U heeft ernstige kritiek en stelt uw medische opinie tegenover die van mijn medisch adviseur. Daarbij stelt u onder meer dat naar uw mening de operateur wel degelijk de fouten heeft gemaakt, als genoemd in mijn brief van 6 juni 2013 en als eerder al besproken op mijn kantoor.

Het is uw goed recht uw mening tegenover die van mijn medisch adviseur te stellen.
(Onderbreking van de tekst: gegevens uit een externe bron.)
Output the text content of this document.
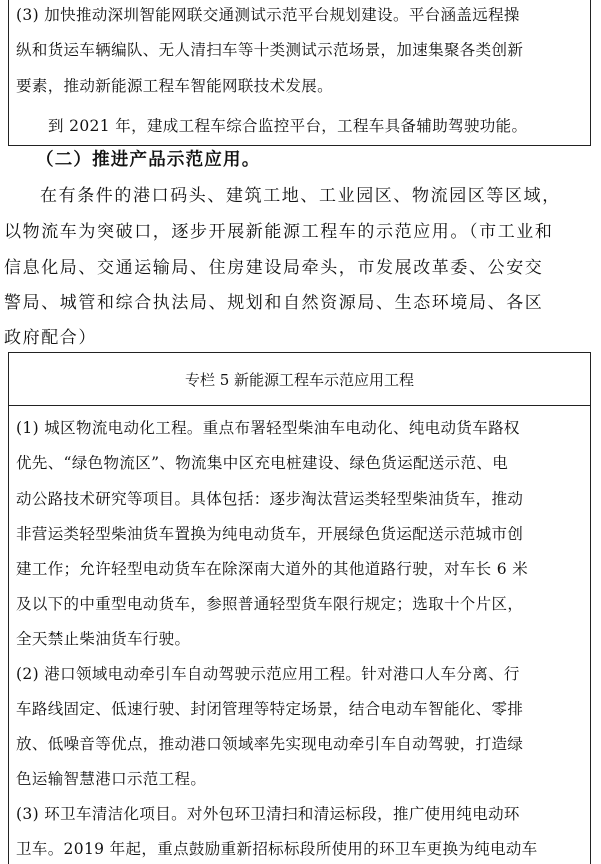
(3) 加快推动深圳智能网联交通测试示范平台规划建设。平台涵盖远程操
纵和货运车辆编队、无人清扫车等十类测试示范场景，加速集聚各类创新
要素，推动新能源工程车智能网联技术发展。
到 2021 年，建成工程车综合监控平台，工程车具备辅助驾驶功能。
（二）推进产品示范应用。
在有条件的港口码头、建筑工地、工业园区、物流园区等区域，
以物流车为突破口，逐步开展新能源工程车的示范应用。（市工业和
信息化局、交通运输局、住房建设局牵头，市发展改革委、公安交
警局、城管和综合执法局、规划和自然资源局、生态环境局、各区
政府配合）
专栏 5 新能源工程车示范应用工程
(1) 城区物流电动化工程。重点布署轻型柴油车电动化、纯电动货车路权
优先、“绿色物流区”、物流集中区充电桩建设、绿色货运配送示范、电
动公路技术研究等项目。具体包括：逐步淘汰营运类轻型柴油货车，推动
非营运类轻型柴油货车置换为纯电动货车，开展绿色货运配送示范城市创
建工作；允许轻型电动货车在除深南大道外的其他道路行驶，对车长 6 米
及以下的中重型电动货车，参照普通轻型货车限行规定；选取十个片区，
全天禁止柴油货车行驶。
(2) 港口领域电动牵引车自动驾驶示范应用工程。针对港口人车分离、行
车路线固定、低速行驶、封闭管理等特定场景，结合电动车智能化、零排
放、低噪音等优点，推动港口领域率先实现电动牵引车自动驾驶，打造绿
色运输智慧港口示范工程。
(3) 环卫车清洁化项目。对外包环卫清扫和清运标段，推广使用纯电动环
卫车。2019 年起，重点鼓励重新招标标段所使用的环卫车更换为纯电动车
Zoals ik u al heb medegedeeld, volg ik in beginsel de mening van mijn medisch adviseur omdat ik hem (al jaren) deskundig acht.

Ik heb u de mogelijkheid voorgehouden een second opinion te vragen bij een andere advocaat dan wel bij een andere deskundige op medisch terrein.

Begrijp ik uw e-mailbericht van 7 juni 2013 goed, dan gaat u nu zelf op zoek naar een medisch specialist. Ik neem aan dat u dit doet met de bedoeling een specialist te vinden die uw mening onderschrijft. Ik maak dat ook op uit uw e-mailbericht van 19 juni 2013.

Het bovenstaande roept de vraag op hoe thans moet worden gehandeld. Eerder heeft u zelf gesuggereerd dat ik toch vast een brief stuur naar UMC, maar dan zonder advies van mijn medisch adviseur.

Om u tegemoet te komen, ben ik bereid aan uw verzoek te voldoen en heb ik daartoe de brief aan UMC opnieuw aangepast. De nieuwste versie van het concept treft u hierbij aan.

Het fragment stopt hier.